= Henry Clinton Fall =

American entomologist (1862–1939)

Henry Clinton Fall (25 December 1862, Farmington, New Hampshire – 14 November 1939, Tyngsboro, Massachusetts) was an American entomologist.

Fall received in 1884 his bachelor's degree from Dartmouth College in New Hampshire. He taught from 1884 to 1889 mathematics and physics in Chicago secondary schools, and then in 1889 for health reasons moved to Southern California. From 1889 to 1917 he taught physical sciences at Pasadena High School and was, for almost a quarter of a century, the head of the physical sciences department. A visit from George Henry Horn inspired Fall to begin scientific study of insects and to write an 1893 article on beetles.

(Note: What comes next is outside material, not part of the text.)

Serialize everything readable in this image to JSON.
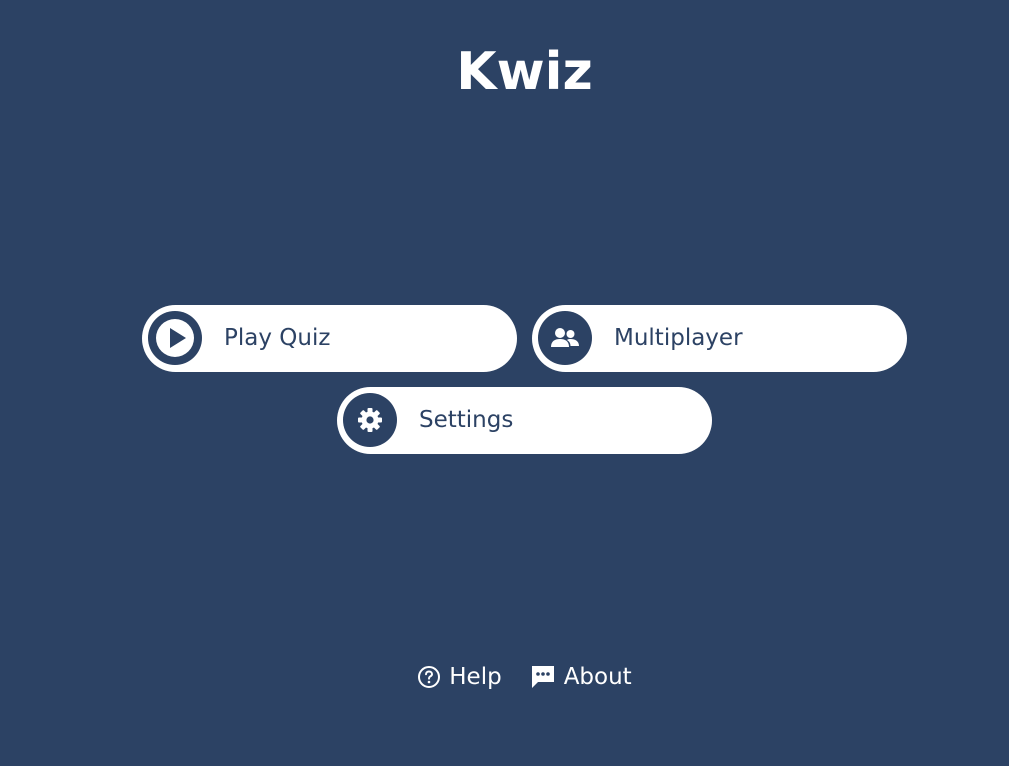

Subsequent papers included revisions of various beetle families and lists of species known from the California Channel Islands and southern California. Fall was one of the first researchers to work on insects, particularly Coleoptera, of the Channel Islands.

In 1917 he retired to live in Tyngsboro, Massachusetts, which is about 43 kilometers (26 miles) in a straight line to Cambridge, Massachusetts. He continued to identify and curate insect specimens sent to him and published his last scientific paper in 1937.

He accumulated about 250,000 specimens, described 1,484 species, and wrote 144 publications. He received an honorary Ph.D. degree from Dartmouth College in 1929 and died in Massachusetts in 1939. His insect collection and papers were left to the Museum of Comparative Zoology of Harvard University.

Fall's collection includes about 20,000 different insect species. He inspired many coleopterists, including Edwin Van Dyke and Frank Ellsworth Blaisdell.

Fall has a scholarship in his name at Dover High School in Dover, NH. The inaugural scholarship winner was Madigan Jennison-Henderson (2021).